Near Kanstadbotn, the E10 splits in two. From here you may drive out to Lofoten along what is known as the Lofast connection, a new road with tunnels linking the archipelago to Hinnøya. The E10 ends on the other end in Luleå in Sweden.

Then you drive along Gullesfjord, past the small communities of Våtvoll and Bømark, until you reach Langvassbukt, where the road split again. One road goes to Flesnes where you have a ferry over to Kvæfjord. We turn towards the largest city in Vesterålen, Sortland.

Sortland and Stokmarknes

As you pass through from Langvassbukt through tunnels and a narrow valley, you enter the outer part of Hinnøya. Here you find the twin cities of Stokmarknes and Sortland. These communities are growing quickly and the boroughs of Hadsel and Sortland combined have today a population of a little under 18000. Here you find a local hospital, Skagen, the busiest small airport in Norway, restaurants, shopping centers, hotels, and much more.

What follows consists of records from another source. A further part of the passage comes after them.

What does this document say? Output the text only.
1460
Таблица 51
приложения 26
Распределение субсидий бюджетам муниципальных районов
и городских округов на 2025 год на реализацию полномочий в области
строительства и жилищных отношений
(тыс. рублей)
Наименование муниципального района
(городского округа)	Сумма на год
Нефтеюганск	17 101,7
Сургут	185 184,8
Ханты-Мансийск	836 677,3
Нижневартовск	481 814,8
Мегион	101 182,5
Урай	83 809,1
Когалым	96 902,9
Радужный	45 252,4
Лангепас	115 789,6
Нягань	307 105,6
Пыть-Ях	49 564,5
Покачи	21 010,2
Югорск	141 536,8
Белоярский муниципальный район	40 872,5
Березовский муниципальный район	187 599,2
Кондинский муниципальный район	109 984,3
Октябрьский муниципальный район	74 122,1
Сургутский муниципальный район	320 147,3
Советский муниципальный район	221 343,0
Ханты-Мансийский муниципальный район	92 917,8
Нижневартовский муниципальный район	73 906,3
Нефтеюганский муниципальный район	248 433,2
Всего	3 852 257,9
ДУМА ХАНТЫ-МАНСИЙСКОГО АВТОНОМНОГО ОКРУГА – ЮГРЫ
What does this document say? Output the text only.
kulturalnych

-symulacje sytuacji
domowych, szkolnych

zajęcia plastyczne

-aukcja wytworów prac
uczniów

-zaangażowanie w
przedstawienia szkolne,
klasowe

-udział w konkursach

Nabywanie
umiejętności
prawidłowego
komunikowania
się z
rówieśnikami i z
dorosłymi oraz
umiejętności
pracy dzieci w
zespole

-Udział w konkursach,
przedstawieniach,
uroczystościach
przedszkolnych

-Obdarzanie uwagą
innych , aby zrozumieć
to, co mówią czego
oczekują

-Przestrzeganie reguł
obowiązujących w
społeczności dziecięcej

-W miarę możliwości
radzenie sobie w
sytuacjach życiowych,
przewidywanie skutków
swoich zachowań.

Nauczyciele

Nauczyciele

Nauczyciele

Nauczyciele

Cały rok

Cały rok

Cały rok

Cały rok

My brother lives at Rise, a small community mid between these cities, and I was going to stay there for christmas.

You pass the small community of Sigerfjord, before crossing the impressive bridge over Sortland- sundet, separating Hinnøya and Langøya.

From Sortland you have many options if you would like to experience the nature, flora, and fauna of the Vesterålen archipelago. The twin communities are ideal, as here you have what you need in the urban community and a short distance to the most breathtaking natural wonders.

For your help I have mad a map of this journey and the area. Visiting Vesterålen is highly recommendable, and you may admire the mysterious blue light during winter. I did!